Autrefois considéré comme la mer intérieure de l’Afrique, le lac Tchad a perdu une partie importante de sa superficie depuis plusieurs années, de 23.000 km2 à 2.000 km2 selon les estimations. Les plus alarmistes estiment qu’il pourrait disparaître si aucune action n’est envisagée. Sauver le lac Tchad est une bonne chose pour les populations environnantes estimées à plusieurs millions de personnes. Mais, il faut aussi éviter de tenter de corriger un problème en créant une tragédie.
La sonnette d’alarme sur le probable tarissement du lac Tchad était déjà donnée depuis 1928 par le général Jean Tilho. L’agriculture irriguée, la construction des barrages, la croissance démographique incontrôlée autour du lac, couplées aux effets du changement climatique, ont amplifié une situation déjà précaire.
En effet, tout projet de transfert d’eau à partir de la rivière Oubangi doit prendre en compte les défis dont fait face cette rivière: la réduction des précipitations entraînant la diminution des débits, des régimes irréguliers, des étiages et des crues de plus en plus faibles, la déforestation, l’ensablement, etc. Les tourbières congolaises qui remplissent des fonctions essentielles pour l’équilibre climatique mondial doivent aussi être prises en compte dans toute activité qui contribue à la réduction d’eau et qui risque de favoriser le rejet d’importantes quantités de gaz à effet de serre dans l’atmosphère.

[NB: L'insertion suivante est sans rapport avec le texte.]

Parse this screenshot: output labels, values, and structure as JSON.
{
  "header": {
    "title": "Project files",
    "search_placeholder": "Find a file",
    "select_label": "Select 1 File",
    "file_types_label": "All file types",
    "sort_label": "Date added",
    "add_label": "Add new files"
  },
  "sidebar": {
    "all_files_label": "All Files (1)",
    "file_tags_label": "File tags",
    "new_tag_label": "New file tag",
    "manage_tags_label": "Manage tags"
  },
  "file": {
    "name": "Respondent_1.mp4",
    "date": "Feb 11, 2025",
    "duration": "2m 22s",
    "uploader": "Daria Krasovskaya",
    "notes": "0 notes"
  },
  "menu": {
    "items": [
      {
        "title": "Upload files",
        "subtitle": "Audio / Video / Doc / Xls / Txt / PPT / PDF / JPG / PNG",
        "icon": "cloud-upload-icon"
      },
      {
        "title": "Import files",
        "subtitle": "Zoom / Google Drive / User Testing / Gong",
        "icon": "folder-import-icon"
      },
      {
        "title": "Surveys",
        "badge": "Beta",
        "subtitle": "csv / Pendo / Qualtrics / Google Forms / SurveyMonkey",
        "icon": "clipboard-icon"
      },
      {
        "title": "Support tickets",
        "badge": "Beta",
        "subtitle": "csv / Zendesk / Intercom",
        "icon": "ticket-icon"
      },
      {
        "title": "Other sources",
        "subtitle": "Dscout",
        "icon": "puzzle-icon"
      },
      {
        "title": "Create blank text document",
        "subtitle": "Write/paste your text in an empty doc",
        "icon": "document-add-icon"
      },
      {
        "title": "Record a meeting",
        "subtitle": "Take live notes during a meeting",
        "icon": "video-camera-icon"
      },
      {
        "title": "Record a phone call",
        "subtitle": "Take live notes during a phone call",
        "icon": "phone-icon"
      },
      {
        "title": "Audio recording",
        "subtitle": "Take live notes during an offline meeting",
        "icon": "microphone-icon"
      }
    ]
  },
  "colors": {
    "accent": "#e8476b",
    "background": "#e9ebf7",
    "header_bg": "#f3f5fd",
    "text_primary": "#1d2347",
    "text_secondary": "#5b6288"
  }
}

Au-delà du projet de transfert de l’eau de l’Oubangi vers le lac Tchad, les solutions alternatives peuvent être : la réalisation des études sur les possibilités d’utiliser les eaux des nappes souterraines (certaines investigations montrent que le sous-sol tchadien renferme des réserves importantes d’eau); le contrôle de l’agriculture irriguée aux environs du lac et ses affluents (cultures très gourmandes en eau comme de cotonnier «en moyenne 5.000 litres pour produire un (1) kg de coton» doivent être minutieusement planifiées dans une région où l’eau est déficitaire; l’instauration de système des quotas et appliquer les textes règlementaires pour une utilisation rationnelle des eaux du lac et ses affluents; le contrôle de la croissance démographique aux environs du lac en vue de réduire la pression anthropique sur l’eau et la biodiversité associée; l’évaluation de l’impact environnemental de tous les projets de construction des barrages hydroélectriques sur les affluents du lac Tchad qui entrainent des pertes importantes en eau; le développement des projets de reboisement/reforestation sur l’ensemble du bassin du lac Tchad en vue de favoriser l’infiltration des eaux de pluies (approvisionner les nappes) et réduire l’évaporation; la sensibilisation de la population sur la gestion rigoureuse de l’eau. Tant que les acteurs majeurs ne se rendront pas compte de la faible disponibilité en eau dans la région, tous les efforts fournis seront vains.
Le transfert d’eau d’un bassin à autre ne peut se faire sans études préalables. L’activisme débordant de certaines entreprises multinationales sous prétexte de sauver le lac Tchad, dissimule à peine une cupidité dangereuse.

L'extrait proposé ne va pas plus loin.